Boris : Les repas sont bien sûr des moments importants. Pour moi, jusqu'à ce jour, c'est aussi le seul, presque le seul moyen de mettre en scène des lieux. Par exemple, si tu poses une belle table, si quelqu’un prépare une belle table, quelque part, avec une longue table, tu peux donner une direction – c'est une forme d'intervention architecturale ou artistique très simple que j'accepte parce qu’elle est à 100 % liée à la situation. C’est ça pour moi la chose la plus importante : c’est qu’on est toujours dans la situation. Vous êtes dans une situation ensemble, et c'est ça la différence avec un MOOC ou une conférence. On est dans une situation ensemble.
À Cologne, j'ai suivi des visites guidées d'autres personnes, et à un moment, il y avait des musiciens dans un coin et des trucs très artificiels, et je déteste ça. Mais des repas communs dans un joli lieu avec une belle table, ça fait partie de la situation, donc ce n'est pas artificiel.
Après, il y a la baignade. Se baigner ensemble, dans les lacs par exemple, ça aussi c'est très important, parce que se plonger dans l'eau, c'est aussi se plonger dans le paysage, dans un sens très littéraire, mais aussi à un autre niveau. Et bien sûr manger ensemble, ça construit toujours la communauté.
Paul : Et dormir ?
Boris : Dormir dans l'hôtel, moins. On se partage, on va dans les chambres, on se retrouve le lendemain matin. Donc dormir, même si dans si c'est dans le même hôtel, c’est faire une pause avec le groupe, Ce qui est très important aussi. Comme Denis l’a fait hier, il faut pouvoir faire une pause avec le groupe.
Paul : Tu ne fais pas des bivouacs, des treks sur plusieurs jours ?
Boris : Oui. Mais pendant le bivouac aussi, il faut poser les tentes assez loin l'une de l'autre, pour pouvoir faire une pause avec le groupe.
Alex : Et sur les interventions d’autres personnes ? Parce que ce n'est pas toujours évident de prévoir un rendez-vous ou de savoir comment faire intervenir quelqu'un à un moment, reprendre une conversation avec lui, alors que lui n’a pas vécu des moments précédents. Ce n'est pas toujours facile d'intégrer la parole d'une personne invitée au cours d'une journée.
Boris : La randonnée que je vous ai faite à Cologne n'était pas représentative, parce qu'on n’a quasiment rencontré personne. C'était en partie parce que c'était en hiver. Normalement, par exemple dans le Heckpfade, je prévoie que l’on prenne un repas, que les gens de là nous préparent, dans leur jardin. Mais si tu rentres dans les maisons, ce n’est pas agréable, parce que les pièces sont trop coincées. Dans le jardin, c'est bien, mais là en hiver, ce n'était pas possible.
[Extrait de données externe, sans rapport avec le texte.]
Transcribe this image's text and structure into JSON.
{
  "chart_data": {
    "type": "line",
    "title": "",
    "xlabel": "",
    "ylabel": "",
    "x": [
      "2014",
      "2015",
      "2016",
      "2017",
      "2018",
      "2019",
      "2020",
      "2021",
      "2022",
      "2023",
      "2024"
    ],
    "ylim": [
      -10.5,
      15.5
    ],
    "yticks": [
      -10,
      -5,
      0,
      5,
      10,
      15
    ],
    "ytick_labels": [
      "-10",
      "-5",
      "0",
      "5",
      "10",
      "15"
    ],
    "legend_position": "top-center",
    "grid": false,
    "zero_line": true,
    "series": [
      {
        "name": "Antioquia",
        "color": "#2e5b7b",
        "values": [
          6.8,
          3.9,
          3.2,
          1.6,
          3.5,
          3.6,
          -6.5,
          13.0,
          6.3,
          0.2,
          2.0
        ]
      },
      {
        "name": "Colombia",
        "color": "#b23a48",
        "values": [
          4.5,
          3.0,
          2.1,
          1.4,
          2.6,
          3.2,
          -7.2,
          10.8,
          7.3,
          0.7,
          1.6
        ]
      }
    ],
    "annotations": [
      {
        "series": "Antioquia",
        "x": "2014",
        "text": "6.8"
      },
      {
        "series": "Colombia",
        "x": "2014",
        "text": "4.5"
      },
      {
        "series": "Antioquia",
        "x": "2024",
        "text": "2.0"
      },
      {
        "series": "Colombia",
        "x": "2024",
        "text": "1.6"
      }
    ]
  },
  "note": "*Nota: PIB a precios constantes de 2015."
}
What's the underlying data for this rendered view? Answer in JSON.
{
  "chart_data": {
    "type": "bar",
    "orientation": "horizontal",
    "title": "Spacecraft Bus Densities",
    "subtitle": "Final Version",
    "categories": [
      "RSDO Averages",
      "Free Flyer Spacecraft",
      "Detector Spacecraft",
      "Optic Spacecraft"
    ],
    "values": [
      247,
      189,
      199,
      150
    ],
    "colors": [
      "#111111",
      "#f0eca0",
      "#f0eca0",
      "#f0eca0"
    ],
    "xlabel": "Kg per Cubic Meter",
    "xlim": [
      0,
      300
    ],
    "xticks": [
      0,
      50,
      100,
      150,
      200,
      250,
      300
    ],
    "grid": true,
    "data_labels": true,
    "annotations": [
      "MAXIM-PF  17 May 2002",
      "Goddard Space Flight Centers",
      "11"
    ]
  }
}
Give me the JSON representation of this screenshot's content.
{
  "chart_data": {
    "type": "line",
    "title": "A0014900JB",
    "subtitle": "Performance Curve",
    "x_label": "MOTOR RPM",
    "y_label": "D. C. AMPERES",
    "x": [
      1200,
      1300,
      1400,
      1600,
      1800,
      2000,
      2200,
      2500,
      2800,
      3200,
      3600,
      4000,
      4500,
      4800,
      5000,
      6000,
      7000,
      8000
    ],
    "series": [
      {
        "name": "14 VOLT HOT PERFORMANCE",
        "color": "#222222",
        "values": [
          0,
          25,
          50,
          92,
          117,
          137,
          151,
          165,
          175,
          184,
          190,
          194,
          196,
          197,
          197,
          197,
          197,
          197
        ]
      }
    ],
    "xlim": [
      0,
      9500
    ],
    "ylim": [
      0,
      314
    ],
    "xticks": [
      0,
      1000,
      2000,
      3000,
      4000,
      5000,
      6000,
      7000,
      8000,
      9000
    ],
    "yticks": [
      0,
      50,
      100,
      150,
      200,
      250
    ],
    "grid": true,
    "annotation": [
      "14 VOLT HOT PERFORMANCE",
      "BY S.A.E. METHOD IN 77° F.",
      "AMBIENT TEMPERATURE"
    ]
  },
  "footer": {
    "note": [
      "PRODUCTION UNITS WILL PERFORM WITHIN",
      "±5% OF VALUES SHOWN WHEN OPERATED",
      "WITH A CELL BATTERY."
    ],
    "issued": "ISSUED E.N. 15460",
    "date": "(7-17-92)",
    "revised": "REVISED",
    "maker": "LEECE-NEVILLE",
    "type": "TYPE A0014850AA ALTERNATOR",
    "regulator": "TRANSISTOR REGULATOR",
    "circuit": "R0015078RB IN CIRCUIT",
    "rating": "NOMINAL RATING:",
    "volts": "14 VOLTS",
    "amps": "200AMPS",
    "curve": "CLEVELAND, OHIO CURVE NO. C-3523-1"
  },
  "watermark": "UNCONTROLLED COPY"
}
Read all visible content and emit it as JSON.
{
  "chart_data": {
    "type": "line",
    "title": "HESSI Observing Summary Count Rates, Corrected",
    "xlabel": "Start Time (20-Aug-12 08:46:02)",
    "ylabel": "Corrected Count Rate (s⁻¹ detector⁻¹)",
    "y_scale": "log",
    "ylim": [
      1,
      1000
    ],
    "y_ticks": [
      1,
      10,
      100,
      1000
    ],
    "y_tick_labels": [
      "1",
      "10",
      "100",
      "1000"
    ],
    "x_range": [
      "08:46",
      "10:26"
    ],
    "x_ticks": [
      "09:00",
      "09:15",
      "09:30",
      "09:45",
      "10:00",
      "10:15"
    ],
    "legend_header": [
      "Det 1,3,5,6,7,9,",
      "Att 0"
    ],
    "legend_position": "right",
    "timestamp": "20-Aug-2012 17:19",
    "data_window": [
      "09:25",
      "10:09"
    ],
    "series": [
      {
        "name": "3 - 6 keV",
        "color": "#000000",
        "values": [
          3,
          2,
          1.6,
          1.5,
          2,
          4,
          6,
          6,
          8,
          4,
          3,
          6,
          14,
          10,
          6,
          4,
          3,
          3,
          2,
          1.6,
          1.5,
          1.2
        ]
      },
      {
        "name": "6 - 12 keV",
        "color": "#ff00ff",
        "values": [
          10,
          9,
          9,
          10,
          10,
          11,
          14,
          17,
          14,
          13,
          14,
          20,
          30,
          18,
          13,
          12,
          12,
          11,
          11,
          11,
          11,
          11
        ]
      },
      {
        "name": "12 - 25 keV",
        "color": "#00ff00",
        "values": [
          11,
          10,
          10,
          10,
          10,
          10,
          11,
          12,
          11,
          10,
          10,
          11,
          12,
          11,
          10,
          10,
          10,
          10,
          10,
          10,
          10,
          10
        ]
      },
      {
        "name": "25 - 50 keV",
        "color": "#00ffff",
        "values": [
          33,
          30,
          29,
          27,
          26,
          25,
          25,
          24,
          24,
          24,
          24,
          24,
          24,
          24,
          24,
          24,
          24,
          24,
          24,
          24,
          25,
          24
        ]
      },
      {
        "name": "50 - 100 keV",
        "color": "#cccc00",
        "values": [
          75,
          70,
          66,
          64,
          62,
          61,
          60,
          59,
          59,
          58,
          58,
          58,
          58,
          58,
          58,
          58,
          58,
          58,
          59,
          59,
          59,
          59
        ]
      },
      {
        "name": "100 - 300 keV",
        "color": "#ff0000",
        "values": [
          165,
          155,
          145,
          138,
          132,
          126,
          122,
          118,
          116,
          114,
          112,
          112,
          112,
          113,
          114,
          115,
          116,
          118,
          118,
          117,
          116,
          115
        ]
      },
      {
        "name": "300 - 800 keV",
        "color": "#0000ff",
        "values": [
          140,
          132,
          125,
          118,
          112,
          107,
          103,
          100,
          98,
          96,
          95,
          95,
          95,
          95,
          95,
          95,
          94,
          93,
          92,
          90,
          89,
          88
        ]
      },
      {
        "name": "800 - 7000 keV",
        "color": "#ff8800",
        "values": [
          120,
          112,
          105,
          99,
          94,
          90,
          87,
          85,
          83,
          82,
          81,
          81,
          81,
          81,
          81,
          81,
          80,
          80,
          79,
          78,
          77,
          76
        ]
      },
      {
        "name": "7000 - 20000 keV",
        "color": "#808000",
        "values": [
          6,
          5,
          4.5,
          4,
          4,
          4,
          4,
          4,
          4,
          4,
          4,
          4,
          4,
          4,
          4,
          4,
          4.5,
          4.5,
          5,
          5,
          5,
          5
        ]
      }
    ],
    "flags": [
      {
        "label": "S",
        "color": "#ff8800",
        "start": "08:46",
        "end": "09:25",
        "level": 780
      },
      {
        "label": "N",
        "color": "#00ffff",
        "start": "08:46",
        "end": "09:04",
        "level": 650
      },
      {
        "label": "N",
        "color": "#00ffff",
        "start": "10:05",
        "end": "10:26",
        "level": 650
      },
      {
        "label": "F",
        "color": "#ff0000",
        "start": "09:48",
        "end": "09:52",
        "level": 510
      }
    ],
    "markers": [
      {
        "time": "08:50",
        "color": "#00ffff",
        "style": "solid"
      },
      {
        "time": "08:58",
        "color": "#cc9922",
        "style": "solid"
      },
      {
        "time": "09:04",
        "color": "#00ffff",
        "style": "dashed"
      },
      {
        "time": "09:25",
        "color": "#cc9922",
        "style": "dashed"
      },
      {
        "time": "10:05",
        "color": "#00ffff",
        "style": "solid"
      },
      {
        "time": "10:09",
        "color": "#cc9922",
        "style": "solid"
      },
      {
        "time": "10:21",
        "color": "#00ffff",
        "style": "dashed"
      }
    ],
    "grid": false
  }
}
J'essaie toujours d'intégrer de tels moments, quand ça fait partie de la situation. Cependant, pour moi c’est un extra. J'aime bien, mais ce n’est pas absolument nécessaire.
Par contre, se servir d'un chemin pour construire une communauté, pour moi, ça rejoint cette question du pouvoir d’interprétation. L'interprétation à laquelle j’arrive avec mes recherches, je peux la redonner dans un discours auprès de la société, ou aux politiques, etc. Et d’autres peuvent s’en saisir.